Just as there was in fact no God who made the world and just as there is no God waiting to welcome us to a blissful life in the hereafter, it was not God who made us. We should leave aside the myths and stick to the facts. The answer to the question: ‘Who made you?’ is simple: ‘My mother and father made me. They made me when they had sex together. We are simply the result of that act.’ Some children, the lucky ones, are
planned by their parents, while others, perhaps the majority, although not actually planned, are nonetheless welcomed. Some children are simply the accidental and at times unwanted by-products of a few moments of sex-for-pleasure or even of rape. We were not ‘created with a purpose’, we were not ‘created by design’, we were not created at all, in the sense of being brought from nothingness into physical existence. Just as water (H2O) is made when two hydrogen atoms combine with one oxygen atom, humans are made when human sperm and ovum combine. We are one of the results of chains of chemical reactions that have been going on for billions of years; that is how the human species evolved and is continuing to evolve. Who knows where it will be a thousand or a million years from now? With the development of IVF technology, still in its infancy, reproduction and sexual pleasure may become quite separate issues in the centuries and millennia ahead. The answer to the question: ‘Who made you?’ may one day be: ‘The technician in the laboratory made me’ or even ‘The computer in the Census and Statistics Office decided that I and my generation/year/crop were needed and that we therefore should be made.’ But at present, sex, not God or a master computer in the World Population Office, is the explanation of human life.

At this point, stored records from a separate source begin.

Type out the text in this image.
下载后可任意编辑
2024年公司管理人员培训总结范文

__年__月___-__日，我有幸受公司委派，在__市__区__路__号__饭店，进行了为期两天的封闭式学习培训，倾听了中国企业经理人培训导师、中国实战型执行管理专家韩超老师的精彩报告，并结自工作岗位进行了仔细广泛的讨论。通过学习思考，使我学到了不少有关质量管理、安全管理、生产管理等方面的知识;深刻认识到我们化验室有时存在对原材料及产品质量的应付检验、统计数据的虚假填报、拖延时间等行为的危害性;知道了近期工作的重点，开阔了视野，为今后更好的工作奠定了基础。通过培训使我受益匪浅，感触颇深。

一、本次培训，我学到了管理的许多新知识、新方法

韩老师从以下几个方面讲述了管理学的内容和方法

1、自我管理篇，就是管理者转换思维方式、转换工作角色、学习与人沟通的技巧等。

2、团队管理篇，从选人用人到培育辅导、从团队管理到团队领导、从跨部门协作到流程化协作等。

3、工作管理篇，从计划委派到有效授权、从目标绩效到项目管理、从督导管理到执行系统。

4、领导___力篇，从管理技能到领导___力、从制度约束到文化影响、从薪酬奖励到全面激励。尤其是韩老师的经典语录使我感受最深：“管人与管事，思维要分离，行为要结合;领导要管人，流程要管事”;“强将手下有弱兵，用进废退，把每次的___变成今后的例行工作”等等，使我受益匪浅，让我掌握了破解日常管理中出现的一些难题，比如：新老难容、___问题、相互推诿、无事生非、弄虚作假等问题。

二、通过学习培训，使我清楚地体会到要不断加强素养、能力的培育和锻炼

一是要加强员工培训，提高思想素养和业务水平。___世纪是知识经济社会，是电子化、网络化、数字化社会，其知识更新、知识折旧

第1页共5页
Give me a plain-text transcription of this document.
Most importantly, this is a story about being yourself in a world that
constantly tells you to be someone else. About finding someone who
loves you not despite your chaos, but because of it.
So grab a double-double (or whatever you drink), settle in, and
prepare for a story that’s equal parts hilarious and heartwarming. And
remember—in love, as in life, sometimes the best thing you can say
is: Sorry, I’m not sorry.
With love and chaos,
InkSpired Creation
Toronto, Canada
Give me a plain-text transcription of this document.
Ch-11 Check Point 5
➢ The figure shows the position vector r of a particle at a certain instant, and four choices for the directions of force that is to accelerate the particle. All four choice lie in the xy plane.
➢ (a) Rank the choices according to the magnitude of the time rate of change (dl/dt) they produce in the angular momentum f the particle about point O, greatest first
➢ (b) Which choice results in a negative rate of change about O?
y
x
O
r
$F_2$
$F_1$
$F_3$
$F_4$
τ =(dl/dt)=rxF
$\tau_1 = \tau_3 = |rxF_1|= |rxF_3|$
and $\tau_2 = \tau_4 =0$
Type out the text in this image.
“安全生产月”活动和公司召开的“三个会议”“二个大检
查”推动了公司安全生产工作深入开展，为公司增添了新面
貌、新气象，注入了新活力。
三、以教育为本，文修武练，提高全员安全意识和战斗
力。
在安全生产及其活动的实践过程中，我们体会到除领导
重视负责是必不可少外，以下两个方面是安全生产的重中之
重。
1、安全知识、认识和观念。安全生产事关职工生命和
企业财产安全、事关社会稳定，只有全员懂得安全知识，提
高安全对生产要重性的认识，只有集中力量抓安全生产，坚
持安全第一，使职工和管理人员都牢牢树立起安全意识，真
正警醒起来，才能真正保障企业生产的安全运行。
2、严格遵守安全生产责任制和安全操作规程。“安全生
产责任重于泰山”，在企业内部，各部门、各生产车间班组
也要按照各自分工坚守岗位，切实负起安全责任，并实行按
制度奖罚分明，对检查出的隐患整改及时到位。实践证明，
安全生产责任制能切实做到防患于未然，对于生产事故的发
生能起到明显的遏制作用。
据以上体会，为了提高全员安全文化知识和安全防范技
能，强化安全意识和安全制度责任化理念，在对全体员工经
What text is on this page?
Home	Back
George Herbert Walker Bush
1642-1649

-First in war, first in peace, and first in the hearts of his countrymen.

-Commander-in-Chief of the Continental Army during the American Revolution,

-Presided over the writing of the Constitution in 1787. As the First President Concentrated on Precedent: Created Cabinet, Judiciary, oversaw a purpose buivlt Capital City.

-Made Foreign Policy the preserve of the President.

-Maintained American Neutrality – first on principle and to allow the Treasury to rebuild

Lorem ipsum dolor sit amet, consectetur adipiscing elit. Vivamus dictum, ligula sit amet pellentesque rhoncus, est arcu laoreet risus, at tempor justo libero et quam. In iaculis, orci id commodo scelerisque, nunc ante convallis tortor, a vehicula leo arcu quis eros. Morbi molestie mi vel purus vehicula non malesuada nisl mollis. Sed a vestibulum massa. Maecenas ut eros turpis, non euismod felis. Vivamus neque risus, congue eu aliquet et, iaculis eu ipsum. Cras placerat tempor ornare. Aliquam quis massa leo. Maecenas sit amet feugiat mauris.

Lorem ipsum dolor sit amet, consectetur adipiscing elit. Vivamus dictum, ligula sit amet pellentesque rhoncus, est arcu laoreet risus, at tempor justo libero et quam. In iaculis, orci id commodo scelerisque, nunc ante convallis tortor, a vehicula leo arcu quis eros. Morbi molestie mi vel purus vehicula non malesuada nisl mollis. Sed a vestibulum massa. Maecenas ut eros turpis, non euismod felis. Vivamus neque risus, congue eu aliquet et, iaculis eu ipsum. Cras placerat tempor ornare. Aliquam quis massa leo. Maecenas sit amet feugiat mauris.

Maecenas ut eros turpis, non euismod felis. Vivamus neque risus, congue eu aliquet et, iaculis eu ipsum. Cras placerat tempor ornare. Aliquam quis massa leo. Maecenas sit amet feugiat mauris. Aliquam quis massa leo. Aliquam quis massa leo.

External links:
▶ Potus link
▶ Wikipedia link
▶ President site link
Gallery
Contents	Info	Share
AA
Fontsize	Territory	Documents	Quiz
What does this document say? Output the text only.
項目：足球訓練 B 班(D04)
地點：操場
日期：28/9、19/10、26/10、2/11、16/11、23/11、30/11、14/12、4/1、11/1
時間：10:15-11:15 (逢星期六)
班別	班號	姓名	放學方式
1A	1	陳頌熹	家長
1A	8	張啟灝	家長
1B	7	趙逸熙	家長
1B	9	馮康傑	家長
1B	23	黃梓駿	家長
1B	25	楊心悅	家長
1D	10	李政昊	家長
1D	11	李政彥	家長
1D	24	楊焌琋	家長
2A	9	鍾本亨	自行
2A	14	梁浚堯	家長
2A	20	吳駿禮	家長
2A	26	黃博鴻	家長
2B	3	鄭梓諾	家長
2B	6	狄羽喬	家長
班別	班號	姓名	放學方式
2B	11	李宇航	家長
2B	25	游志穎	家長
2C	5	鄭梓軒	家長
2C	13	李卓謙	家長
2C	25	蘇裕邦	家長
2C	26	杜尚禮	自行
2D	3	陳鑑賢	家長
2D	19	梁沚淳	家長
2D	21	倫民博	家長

It seems to me probable that our fundamental interest in sex arises from this very fact. Our basic instincts – to breathe, to eat, to drink, to survive, to seek sexual expression – are clear signs that existence itself, continuing existence, enhanced existence, is what we all crave. Living things want above all to live, and sexual orgasm offers the most intense feeling of living, of being. It does not last as long as religious ecstasy frequently does but it can be more intense and more frequent. Sexual ecstasy surpasses its religious counterpart in that it brings both physical and mental bliss, enriching and stimulating the whole being rather than the cerebral side alone. Just as sex is the source of our greatest pleasure and is also the source of all new life, it is the ever-present driving force of all present life. The ‘Facts of Life’ (as the explanation of our sexual drive is often called when dealing with children entering puberty) are indeed the factual explanation of our very existence and must be accepted as replacing the myths of the various religious explanations developed over the millennia.